No military family, whether hetero- or homosexual should be denied benefits because of outdated regulations.
Nearly 16 months after the Pentagon ended the ban on openly gay men and women serving in the US military, it is now ready to grant certain benefits to same-sex partners of those serving. Although a final decision has not been made concerning which benefits will be made available, officials say Defense Secretary Leon Panetta is considering the issue, and the benefits to be extended may include “access to the on-base commissary and other military subsidized stores,” there is also the possibility that some health and welfare programs that were previously not available to same-sex partners of military personnel will become so.
The Associated Press reports,
Panetta must walk a fine, legal line. While there has been increased pressure on the Pentagon to extend some benefits to same-sex partners, defense officials must be careful not to violate the 1996 Defense of Marriage Act, or DOMA. The federal law forbids the federal government from recognizing any marriage other than those between a man and a woman.
Officials have said there are still last-minute discussions going on to determine legal details, and that the military will most likely require documentation that designates the “military member’s partner as a legitimate recipient” of any benefits determined to be available to same-sex partners. They also expect to begin issuing identification cards of some type to same-sex partners of military personnel which would give them access to military installations and programs.
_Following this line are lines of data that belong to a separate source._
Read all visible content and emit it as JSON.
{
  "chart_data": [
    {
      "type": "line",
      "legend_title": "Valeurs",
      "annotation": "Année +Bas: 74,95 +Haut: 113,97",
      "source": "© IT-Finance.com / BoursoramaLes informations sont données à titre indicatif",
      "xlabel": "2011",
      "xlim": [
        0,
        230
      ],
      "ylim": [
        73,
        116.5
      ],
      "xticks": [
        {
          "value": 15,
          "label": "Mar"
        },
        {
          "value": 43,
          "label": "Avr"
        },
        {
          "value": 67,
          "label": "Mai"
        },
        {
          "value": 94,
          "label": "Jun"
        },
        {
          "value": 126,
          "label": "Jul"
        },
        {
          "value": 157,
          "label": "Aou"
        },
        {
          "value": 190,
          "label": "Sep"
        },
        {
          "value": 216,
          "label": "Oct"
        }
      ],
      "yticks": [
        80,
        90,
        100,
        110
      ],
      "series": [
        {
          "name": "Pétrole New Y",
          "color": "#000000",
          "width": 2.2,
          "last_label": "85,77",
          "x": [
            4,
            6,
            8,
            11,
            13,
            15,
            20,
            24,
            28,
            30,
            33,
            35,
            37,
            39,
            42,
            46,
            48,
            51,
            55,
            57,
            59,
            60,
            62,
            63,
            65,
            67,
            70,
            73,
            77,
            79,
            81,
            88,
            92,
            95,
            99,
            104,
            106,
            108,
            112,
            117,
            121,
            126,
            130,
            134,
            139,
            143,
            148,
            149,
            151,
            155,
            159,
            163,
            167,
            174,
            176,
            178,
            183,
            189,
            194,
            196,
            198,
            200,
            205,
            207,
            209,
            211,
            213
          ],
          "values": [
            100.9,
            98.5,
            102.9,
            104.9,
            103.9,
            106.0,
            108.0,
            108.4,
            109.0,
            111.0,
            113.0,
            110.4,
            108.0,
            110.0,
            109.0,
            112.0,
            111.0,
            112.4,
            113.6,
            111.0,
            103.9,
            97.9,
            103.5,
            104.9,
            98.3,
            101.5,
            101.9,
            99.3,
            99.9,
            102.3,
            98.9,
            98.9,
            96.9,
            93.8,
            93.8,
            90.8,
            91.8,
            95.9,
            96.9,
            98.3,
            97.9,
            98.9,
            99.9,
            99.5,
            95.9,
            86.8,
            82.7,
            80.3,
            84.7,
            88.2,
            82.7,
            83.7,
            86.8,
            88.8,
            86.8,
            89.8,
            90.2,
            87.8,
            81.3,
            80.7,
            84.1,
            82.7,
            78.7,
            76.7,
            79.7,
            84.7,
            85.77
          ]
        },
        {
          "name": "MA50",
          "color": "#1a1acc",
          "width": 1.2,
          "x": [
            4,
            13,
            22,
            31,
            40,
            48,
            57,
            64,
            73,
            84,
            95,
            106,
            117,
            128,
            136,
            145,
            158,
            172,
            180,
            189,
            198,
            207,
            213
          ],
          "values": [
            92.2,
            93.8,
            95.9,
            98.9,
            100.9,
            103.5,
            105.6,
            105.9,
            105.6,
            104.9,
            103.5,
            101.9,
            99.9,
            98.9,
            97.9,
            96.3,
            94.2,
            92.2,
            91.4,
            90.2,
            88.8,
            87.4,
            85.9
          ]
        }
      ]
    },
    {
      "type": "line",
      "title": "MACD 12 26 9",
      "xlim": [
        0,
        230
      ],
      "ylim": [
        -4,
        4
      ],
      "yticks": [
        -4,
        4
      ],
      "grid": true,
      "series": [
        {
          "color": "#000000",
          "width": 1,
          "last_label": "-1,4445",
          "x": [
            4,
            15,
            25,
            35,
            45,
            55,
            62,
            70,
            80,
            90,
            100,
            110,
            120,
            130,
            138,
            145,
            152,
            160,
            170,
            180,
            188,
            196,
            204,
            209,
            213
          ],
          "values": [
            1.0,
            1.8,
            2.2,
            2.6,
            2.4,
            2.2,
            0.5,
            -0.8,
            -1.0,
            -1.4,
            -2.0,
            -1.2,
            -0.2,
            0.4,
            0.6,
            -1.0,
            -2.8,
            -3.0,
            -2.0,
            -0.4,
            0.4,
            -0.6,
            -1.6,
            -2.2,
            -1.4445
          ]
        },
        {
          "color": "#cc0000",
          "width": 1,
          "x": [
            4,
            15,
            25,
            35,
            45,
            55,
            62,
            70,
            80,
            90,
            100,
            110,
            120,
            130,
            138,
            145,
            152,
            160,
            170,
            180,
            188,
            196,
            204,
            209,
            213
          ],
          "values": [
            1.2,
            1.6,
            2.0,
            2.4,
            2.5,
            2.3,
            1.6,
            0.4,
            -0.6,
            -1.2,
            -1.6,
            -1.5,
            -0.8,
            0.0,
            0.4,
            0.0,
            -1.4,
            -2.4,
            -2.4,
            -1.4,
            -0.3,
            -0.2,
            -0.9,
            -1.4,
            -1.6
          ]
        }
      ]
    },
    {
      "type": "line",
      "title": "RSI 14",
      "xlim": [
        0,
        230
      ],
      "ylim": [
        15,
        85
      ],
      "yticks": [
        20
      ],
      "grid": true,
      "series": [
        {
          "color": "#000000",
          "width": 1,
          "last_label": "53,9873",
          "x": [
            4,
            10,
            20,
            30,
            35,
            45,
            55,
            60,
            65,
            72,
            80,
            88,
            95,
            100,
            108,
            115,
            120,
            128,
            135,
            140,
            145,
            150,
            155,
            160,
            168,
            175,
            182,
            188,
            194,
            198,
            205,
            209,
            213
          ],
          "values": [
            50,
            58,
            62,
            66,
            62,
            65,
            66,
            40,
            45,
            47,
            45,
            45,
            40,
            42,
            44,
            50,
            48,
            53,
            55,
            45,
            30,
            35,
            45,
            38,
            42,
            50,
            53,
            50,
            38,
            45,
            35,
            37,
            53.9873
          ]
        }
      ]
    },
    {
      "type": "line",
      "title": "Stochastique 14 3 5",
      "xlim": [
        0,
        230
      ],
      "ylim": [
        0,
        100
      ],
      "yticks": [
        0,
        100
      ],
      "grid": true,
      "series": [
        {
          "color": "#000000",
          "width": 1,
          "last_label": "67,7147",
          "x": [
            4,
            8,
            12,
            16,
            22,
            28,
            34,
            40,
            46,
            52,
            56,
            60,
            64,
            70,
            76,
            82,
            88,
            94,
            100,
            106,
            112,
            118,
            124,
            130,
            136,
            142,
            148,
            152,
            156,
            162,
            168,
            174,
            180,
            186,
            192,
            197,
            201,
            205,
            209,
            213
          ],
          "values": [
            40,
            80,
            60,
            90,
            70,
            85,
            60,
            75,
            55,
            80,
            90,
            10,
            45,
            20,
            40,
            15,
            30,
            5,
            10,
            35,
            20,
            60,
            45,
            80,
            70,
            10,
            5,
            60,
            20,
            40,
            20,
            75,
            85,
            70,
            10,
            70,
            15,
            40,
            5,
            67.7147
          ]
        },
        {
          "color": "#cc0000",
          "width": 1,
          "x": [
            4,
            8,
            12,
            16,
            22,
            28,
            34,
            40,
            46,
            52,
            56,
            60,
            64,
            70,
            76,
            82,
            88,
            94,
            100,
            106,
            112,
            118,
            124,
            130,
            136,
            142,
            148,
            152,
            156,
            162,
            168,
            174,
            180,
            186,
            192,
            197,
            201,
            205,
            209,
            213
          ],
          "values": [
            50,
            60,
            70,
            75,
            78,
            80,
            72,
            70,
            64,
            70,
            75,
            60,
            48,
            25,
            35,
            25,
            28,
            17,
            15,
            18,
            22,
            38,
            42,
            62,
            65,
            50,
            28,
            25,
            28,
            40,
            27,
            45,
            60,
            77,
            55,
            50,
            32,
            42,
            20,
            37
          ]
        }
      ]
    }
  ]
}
Until now same-sex partners have been denied military identification that granted them access to bases and military events.
This decision comes after President Obama has openly supported gay rights and called for sweeping changes to the way homosexuals are treated in the US. He said in his inaugural address, “Our journey is not complete until our gay brothers and sisters are treated like anyone else under the law — for if we are truly created equal, then surely the love we commit to one another must be equal as well.”
Also, last year the top Democrat on the House Armed Services Committee, Representative Adam Smith of Washington state, introduced a bill that would give benefits to same-sex spouses of both military personnel and veterans. This legislation would require both the Defense Department and the Veterans Affairs Department to “recognize any marriage that has been recognized by a state, the District of Columbia, commonwealths or territories.” Smith asserts that with gays now being allowed to serve openly in the armed forces, their spouses should receive the same benefits as heterosexual spouses of military personnel. He said, “Building on the repeal of ‘don’t ask, don’t tell,’ this is another big step toward full equality in the military. No individual should be deprived of the benefits they have earned simply because of who they have married.”
Although the Pentagon has been reviewing the policies and procedures surrounding benefits for same-sex partners since the repeal of “don’t ask, don’t tell” in September, 2011, they have to be cautious about violating DOMA. However, the Supreme Court is expected to rule in June on the constitutionality of DOMA, and if they find it to be unconstitutional it may open up the possibility of same-sex partners becoming eligible for the same benefits afforded to heterosexual military spouses.
However, some advocacy groups argue that there are any number of administrative steps the Pentagon can take that will not violate DOMA but would still treat same-sex military couples more fairly. The president of the American Military Partner Association, Stephen Peters said, “Considering DADT was repealed well over a year ago, our families have waited far too long for the Defense Department to extend benefits to same-sex military spouses.”
The announcement from the Pentagon should be made within the next few days.